Voici quelques mois, Thomas Clerc publiait Intérieur, roman-concept qui consistait en une visite méticuleuse et exhaustive de son petit appartement parisien. Sur un mode à première vue comparable, Jean-Jacques Salgon propose aujourd’hui Place de l’Oie, récit structuré autour d’une visite de sa vieille maison des Vans, en Ardèche, du couloir de l’entrée à la mezzanine, deux étages plus haut. Mais les similitudes ne vont guère plus loin : autant le roman de Thomas Clerc était parisien, urbain, sonore, tourné vers le présent, avec une sorte de performance romanesque à la clef (celle, précisément, d’arriver à écrire un vrai roman d’intérieur en se tenant obstinément à son programme), autant le récit de Jean-Jacques Salgon est provincial, nostalgique, silencieux, tourné vers le passé, avec une mythologie des lieux de mémoire et du souvenir qui transpire des lieux et des objets.

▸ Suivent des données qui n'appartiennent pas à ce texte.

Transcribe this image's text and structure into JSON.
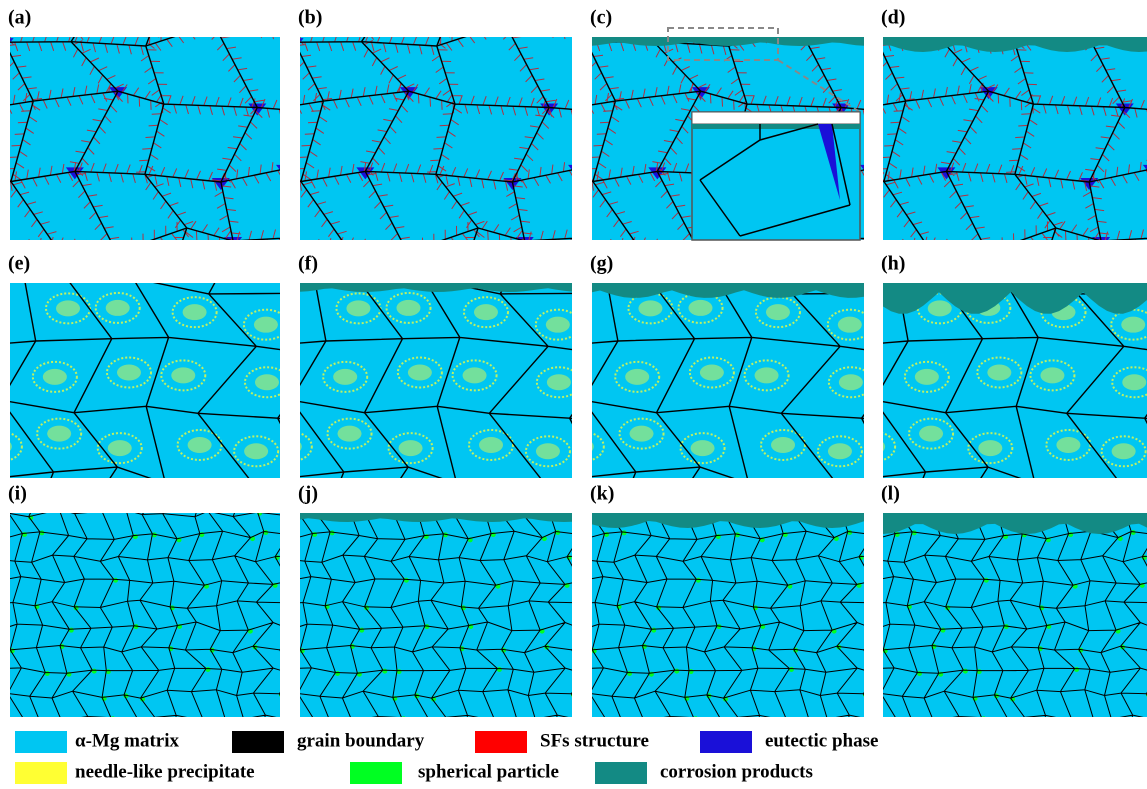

« La maison, dit-il, c’est aussi l’endroit qui favorise la remémoration, par cette sorte de neutralisation de l’état d’alerte permanente dans lequel, au contraire, le voyage ou la vie extérieure nous plongent. Dans la maison, les choses du dehors et le temps passé peuvent faire retour, souvent métamorphosées par le séjour plus ou moins long qu’elles ont fait dans notre mémoire ». Et tandis que Clerc se donnait pour tâche de coller à la réalité sensible de son environnement, en s’empêchant la dérive, Salgon fait précisément l’inverse, chaque pièce, chaque cadre au mur, chaque guéridon dans un coin fournissant chez lui le prétexte à un souvenir de voyage (l’Afrique, l’Asie), à l’exposé d’un épisode du passé (l’enfance, les années 1970 à Paris), à une anecdote plus ou moins lointaine, dans le temps (les enfants de François Ier) ou dans l’espace (la cosmologie et l’univers en expansion).
Plein de coq-à-l’âne (c’est son principe même), de digressions, ce livre marabout-de-ficelle possède à la fois une odeur de renfermé charmante (vieilles pièces, vieilles pierres, vieux bibelots aimés : « Si je pouvais, confesse l’auteur, je servirai volontiers une salade dans une céramique sigillée gallo-romaine ») et un réel souffle d’air exotique (destinations lointaines, souvenirs ensoleillés) ; dans un style parfait, il se présente au fond comme une réflexion sur l’intérieur et l’extérieur, là où nous habitons et ce qui nous habite. « J’ai décoré ma maison comme on écrit un livre », conclut Salgon, et on suppose que l’aveu est réversible : il a écrit son livre comme on décore une maison, « simplement pour tenter de rendre une vie habitable, pour tenter d’habiter une vie qui sans cesse fuyait ».